February 16, 2010

Public commitment

I'm not a huge NBA fan, but something I always thought was great was the story of why Gilbert Arenas wears the number zero. Here is an adidas commercial that tells the story. If you are not familiar, the first line of the video explains it best:
"The reason I wear zero is because, it lets me know what people thought of me, you know, in high school, in college, and in the NBA. So every time I look and put on that jersey, it lets me know that I need to go out there and fight everyday."
Now, if you follow sports news, you'll know that Gilbert has gotten in significant trouble recently, and that has made me remember this story, and I really do love it. Instead of letting those around him influence what he could do, he used their doubt to help inspire him to achieve his goals.

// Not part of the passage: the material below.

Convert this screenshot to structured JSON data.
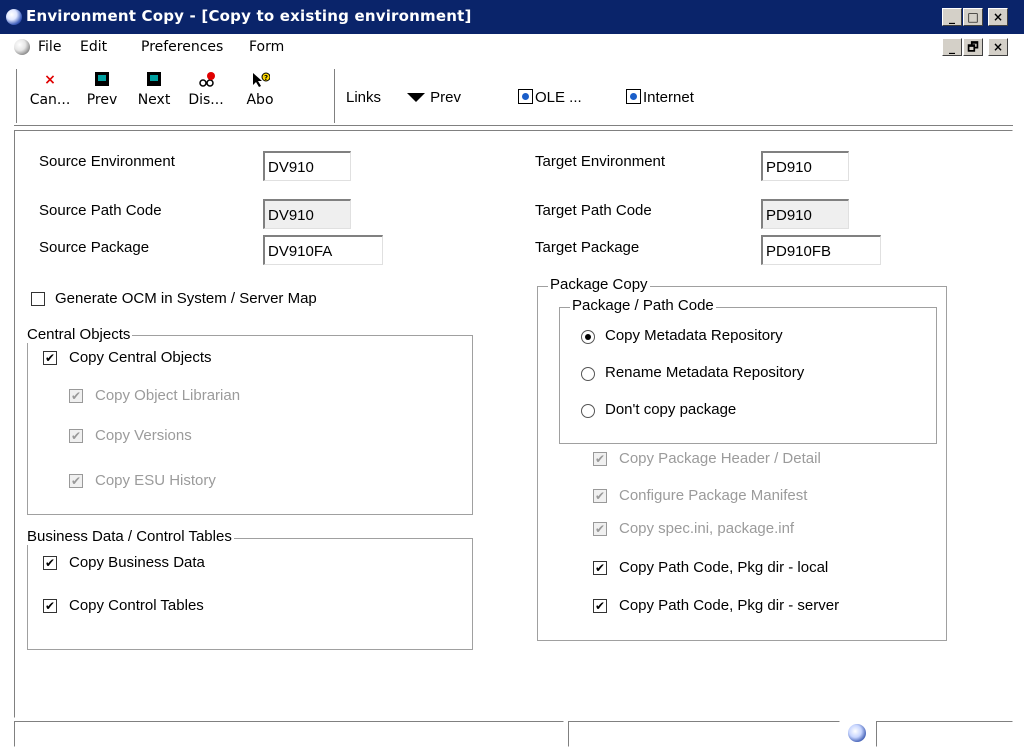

Public commitment is very powerful. People are much more likely to follow through with what they say when said publicly. Gilbert Arenas may not have directly set his goals publicly, but he did put it out for all to see and live up to.

You may not be able to put your goals on your chest, but you can make them more visible. Try posting to twitter/facebook/your blog, or bring them up in conversation with your peers. In regards to groups and teams, public commitment can be used to help make members follow through on what is expected of them and make them more accountable.

So do you have anything to share? Let's hear it.

1 comment:

Nate Schneider said...

In the book Reality Check, Dr. Robert Cialdini tells about another study:

"...the more public [a] commitment is, the better. There was a study done on college students who as freshmen were having trouble[...]They all made a commitment to study at regular and specific times in a systematic way every night. One group kept that commitment in their heads. Another group wrote it down and kept it private. Another group wrote it down and showed it to everybody else in the room, and said, 'Here's what I promise that I'm going to do.'

"The first two groups didn't improve at all on their next test. But in the group that showed their public commitment to everybody else in the room, 86 percent got one full grade better...Eighty-six percent versus virtually nothing from the other groups because they made those commitments public."